Although effective and safe, LMWHs treatment has practical limitations, including the daily subcutaneous injections and associated costs, which may limit long-term adherence in some patients. Daily subcutaneous injections that can lead to pain, bruising, and hematomas, may have an impact on the patient’s quality of life.53,54 An additional limitation is the high cost of LMWHs therapy relative to VKAs.55 Thus, the compliance of treatment with LMWHs is low in patients with cancer-associated VTE. However, real-world data suggest that patient compliance with LMWHs is only 37% still on therapy at 6 months (vs 61% of patients prescribed oral agents).56 As a result, safer and more convenient new agents have been sought for patients with cancer who have VTE.

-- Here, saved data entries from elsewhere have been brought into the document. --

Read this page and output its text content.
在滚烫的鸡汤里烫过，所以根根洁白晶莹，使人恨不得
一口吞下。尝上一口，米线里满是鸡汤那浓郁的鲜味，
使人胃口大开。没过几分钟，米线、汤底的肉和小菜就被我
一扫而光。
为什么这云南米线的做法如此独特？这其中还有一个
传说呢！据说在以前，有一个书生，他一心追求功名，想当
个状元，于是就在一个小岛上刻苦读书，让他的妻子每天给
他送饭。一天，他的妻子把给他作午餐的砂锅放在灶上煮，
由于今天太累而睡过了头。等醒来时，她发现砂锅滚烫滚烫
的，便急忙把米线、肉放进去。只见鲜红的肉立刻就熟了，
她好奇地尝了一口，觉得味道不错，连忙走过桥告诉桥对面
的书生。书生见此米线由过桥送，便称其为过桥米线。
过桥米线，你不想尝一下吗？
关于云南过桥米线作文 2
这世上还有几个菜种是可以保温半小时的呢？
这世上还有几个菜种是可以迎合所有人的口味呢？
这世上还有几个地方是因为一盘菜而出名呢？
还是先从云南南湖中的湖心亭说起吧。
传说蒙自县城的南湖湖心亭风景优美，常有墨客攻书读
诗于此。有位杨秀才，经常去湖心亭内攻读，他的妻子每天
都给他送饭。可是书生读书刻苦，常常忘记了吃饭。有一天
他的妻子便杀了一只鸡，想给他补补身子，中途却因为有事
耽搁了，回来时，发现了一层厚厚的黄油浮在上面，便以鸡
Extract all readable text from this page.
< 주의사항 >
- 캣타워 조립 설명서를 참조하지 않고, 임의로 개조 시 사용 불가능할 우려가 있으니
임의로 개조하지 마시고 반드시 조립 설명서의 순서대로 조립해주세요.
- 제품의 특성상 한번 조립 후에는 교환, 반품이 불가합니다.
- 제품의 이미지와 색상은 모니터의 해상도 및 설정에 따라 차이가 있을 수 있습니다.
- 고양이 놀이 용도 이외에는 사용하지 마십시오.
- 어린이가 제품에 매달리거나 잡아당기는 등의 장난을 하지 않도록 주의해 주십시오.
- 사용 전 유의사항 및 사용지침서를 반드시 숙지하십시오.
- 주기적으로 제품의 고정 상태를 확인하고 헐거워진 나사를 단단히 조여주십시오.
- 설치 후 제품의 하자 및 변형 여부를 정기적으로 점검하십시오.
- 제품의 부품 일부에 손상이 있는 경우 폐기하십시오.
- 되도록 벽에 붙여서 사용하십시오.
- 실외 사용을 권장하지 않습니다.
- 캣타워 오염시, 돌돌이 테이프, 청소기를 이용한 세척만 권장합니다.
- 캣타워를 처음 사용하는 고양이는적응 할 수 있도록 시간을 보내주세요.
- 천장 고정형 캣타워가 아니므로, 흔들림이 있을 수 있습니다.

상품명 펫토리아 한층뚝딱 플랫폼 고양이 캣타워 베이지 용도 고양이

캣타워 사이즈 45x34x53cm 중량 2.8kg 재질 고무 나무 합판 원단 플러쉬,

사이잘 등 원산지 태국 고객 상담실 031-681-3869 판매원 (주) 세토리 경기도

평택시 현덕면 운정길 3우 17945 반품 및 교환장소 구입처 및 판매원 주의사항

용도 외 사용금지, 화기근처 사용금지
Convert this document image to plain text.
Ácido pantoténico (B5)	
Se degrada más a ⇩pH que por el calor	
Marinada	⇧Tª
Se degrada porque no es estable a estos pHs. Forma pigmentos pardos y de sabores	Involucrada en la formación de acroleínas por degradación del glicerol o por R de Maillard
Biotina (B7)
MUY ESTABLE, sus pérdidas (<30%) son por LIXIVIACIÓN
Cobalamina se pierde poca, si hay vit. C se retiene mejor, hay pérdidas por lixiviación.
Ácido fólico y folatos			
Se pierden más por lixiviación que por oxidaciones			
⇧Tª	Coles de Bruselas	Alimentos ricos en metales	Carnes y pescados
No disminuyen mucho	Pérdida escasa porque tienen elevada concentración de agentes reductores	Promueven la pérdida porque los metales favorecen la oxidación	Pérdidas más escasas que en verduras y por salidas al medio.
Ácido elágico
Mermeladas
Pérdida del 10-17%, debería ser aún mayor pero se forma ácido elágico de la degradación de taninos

New oral anticoagulants (NOACs) represent a convenient and effective treatment option, which have certainly changed the landscape of anticoagulation in specific patient populations affected by cancer. Three of these molecules (namely, apixaban, edoxaban, and rivaroxaban) target activated factor X, and one molecule (ie, dabigatran) is directed against activated factor II, thrombin. In this study, the wording NOACs refer to apixaban, rivaroxaban, and edoxaban—except for dabigatran, which has not been specifically studied in a randomized trial in patients with cancer-associated VTE. They offer many advantages over VKAs, including predictable pharmacokinetics and pharmacodynamics, rapid onset and offset of action, short half-life, wide therapeutic window, few drug-drug and drug-food interactions, and no need for laboratory monitoring.57 In addition, unlike LMWHs, NOACs are administered orally, are cheaper than LMWHs,58 and therefore an attractive potential alternative to traditional anticoagulants for the treatment of CAT.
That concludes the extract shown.